Umlaut Collective: dixième anniversaire confiné!
Les 24 et 25 avril dernier, le collectif Umlaut devait fêter ses 10 ans à l’occasion de l’Umlaut Festival au Lavoir Moderne Parisien. À l’annonce de son annulation, le contrebassiste Sébastien Beliah s’est improvisé journaliste radio pour interviewer les uns et les autres sur les différents projets à l’affiche, dans un série de six podcasts sur leur UmRadio.
Umlaut est de ces collectifs dont le travail file à travers les mailles du filet de l’information et des ses supports médias.

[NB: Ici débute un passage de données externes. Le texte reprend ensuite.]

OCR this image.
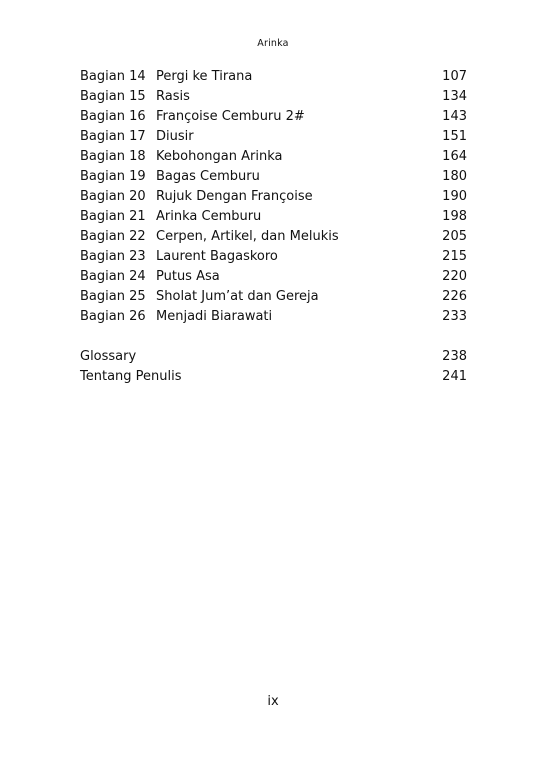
Arinka
Bagian 14 Pergi ke Tirana	107
Bagian 15 Rasis	134
Bagian 16 Françoise Cemburu 2#	143
Bagian 17 Diusir	151
Bagian 18 Kebohongan Arinka	164
Bagian 19 Bagas Cemburu	180
Bagian 20 Rujuk Dengan Françoise	190
Bagian 21 Arinka Cemburu	198
Bagian 22 Cerpen, Artikel, dan Melukis	205
Bagian 23 Laurent Bagaskoro	215
Bagian 24 Putus Asa	220
Bagian 25 Sholat Jum’at dan Gereja	226
Bagian 26 Menjadi Biarawati	233
Glossary	238
Tentang Penulis	241
ix
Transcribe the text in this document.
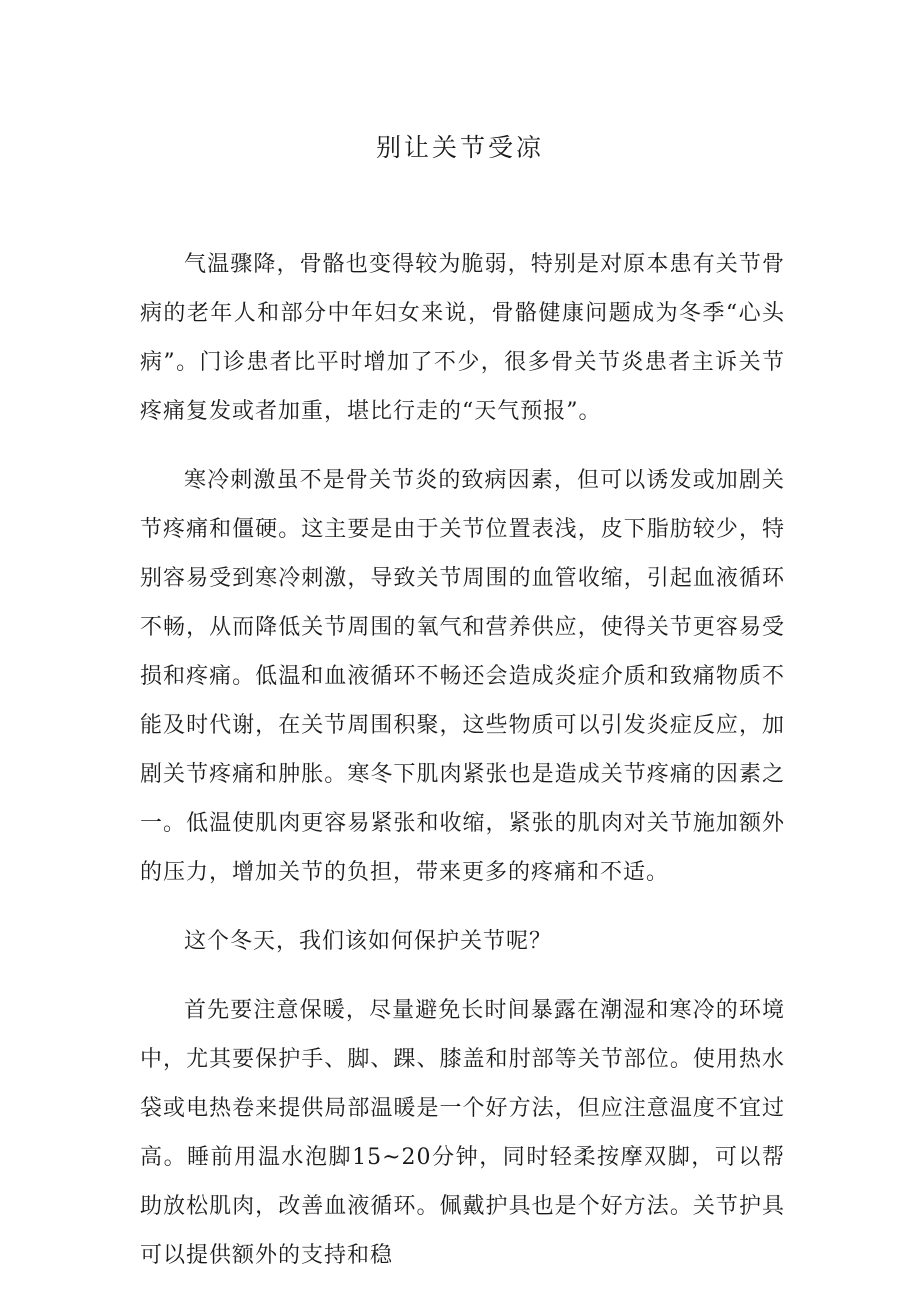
别让关节受凉

气温骤降，骨骼也变得较为脆弱，特别是对原本患有关节骨病的老年人和部分中年妇女来说，骨骼健康问题成为冬季“心头病”。门诊患者比平时增加了不少，很多骨关节炎患者主诉关节疼痛复发或者加重，堪比行走的“天气预报”。

寒冷刺激虽不是骨关节炎的致病因素，但可以诱发或加剧关节疼痛和僵硬。这主要是由于关节位置表浅，皮下脂肪较少，特别容易受到寒冷刺激，导致关节周围的血管收缩，引起血液循环不畅，从而降低关节周围的氧气和营养供应，使得关节更容易受损和疼痛。低温和血液循环不畅还会造成炎症介质和致痛物质不能及时代谢，在关节周围积聚，这些物质可以引发炎症反应，加剧关节疼痛和肿胀。寒冬下肌肉紧张也是造成关节疼痛的因素之一。低温使肌肉更容易紧张和收缩，紧张的肌肉对关节施加额外的压力，增加关节的负担，带来更多的疼痛和不适。

这个冬天，我们该如何保护关节呢？

首先要注意保暖，尽量避免长时间暴露在潮湿和寒冷的环境中，尤其要保护手、脚、踝、膝盖和肘部等关节部位。使用热水袋或电热卷来提供局部温暖是一个好方法，但应注意温度不宜过高。睡前用温水泡脚15~20分钟，同时轻柔按摩双脚，可以帮助放松肌肉，改善血液循环。佩戴护具也是个好方法。关节护具可以提供额外的支持和稳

Identité mouvante se défiant de toute cristallisation esthétique, rejet des dichotomies histoire-actualité, jazz-non jazz, composition-improvisation, absence de leaders ou d’artistes vedettes – même si certains d’entre eux sont parvenus à une visibilité plus grande, telle la pianiste Eve Risser qui s’est fait connaître au sein de l’ONJ de Daniel Yvinec et Sébastien Beliah, contrebassiste du trio Un Poco Loco –, production phonographique artisanale et diffusion confidentielle, goût de l’expérience et de l’inédit défiant le discours journalistique prêt-à-porter et l’écoute domestique et divertissante à laquelle la musique est aujourd’hui sommée de se plier pour passer à l’antenne, même sur les ondes à vocation culturelle.
Et d’abord d’où sont-ils ? Car, en dépit d’une forte composante parisienne, de par l’origine de ses membres, souvent relocalisés, ou de trompeurs patronymes, le collectif semble apatride et se veut en tout cas international. Soit les Berlinois saxophoniste Florian Bergman et batteur-accordéoniste Hannes Lingens, le contrebassiste, violoncelliste et réalisateur Joel Grip difficile à localiser entre Paris, Berlin et son pays d’origine, la Suède où il organise l’Hagenfesten, le trompettiste plus sûrement suédois Niklas Barnö, les français Joris Rühl (clarinettiste et poly-instrumentiste), Karl Naegelen (compositeur), Pierre Borel et Pierre-Antoine Badaroux (saxophones), Eve Risser (piano), Sébastien Beliah (contrebasse), Antonin Gerbal (batterie), Daichi Yoshikawa (électronique). Auxquels, sans compliquer la cartographie en multipliant rapprochements, parallèles et comparaisons avec le collectif Coax ou certaines parties de la scène norvégienne représentées par le label Hubro, il faudrait énumérer une foule de sympathisants dont on retrouve les noms dans le personnel des groupes du collectif, parmi lesquels notamment la batteuse Yuko Oshima (duo Donkey Monkey avec Risser), le saxophoniste Bertrand Denzler (duo avec Gerbal), la violoniste Amaryllis Billet et le percussionniste Toma Gouband (au sein du quintette Fenêtre ovale), le pianiste Pat Thomas (au sein du trio ISM avec Grip et Gerbal), le trompettiste Axel Dörner (au sein du quartette Peeping Tom), le tromboniste Fidel Fourneyron (Un Poco Loco et Ensemble Hodos, orchestre de chambre travaillant aux frontières de la composition contemporaine et de l’improvisation), le clarinettiste et saxophoniste Antonin-Tri Hoang, les frères Dousteyssier, le pianiste Bruno Ruder et Louis Laurain brillant trompettiste et Monsieur Loyal de l’Umlaut Big Band, partie émergeante de l’iceberg, très sollicité tant pour l’écoute en concert que pour le bal.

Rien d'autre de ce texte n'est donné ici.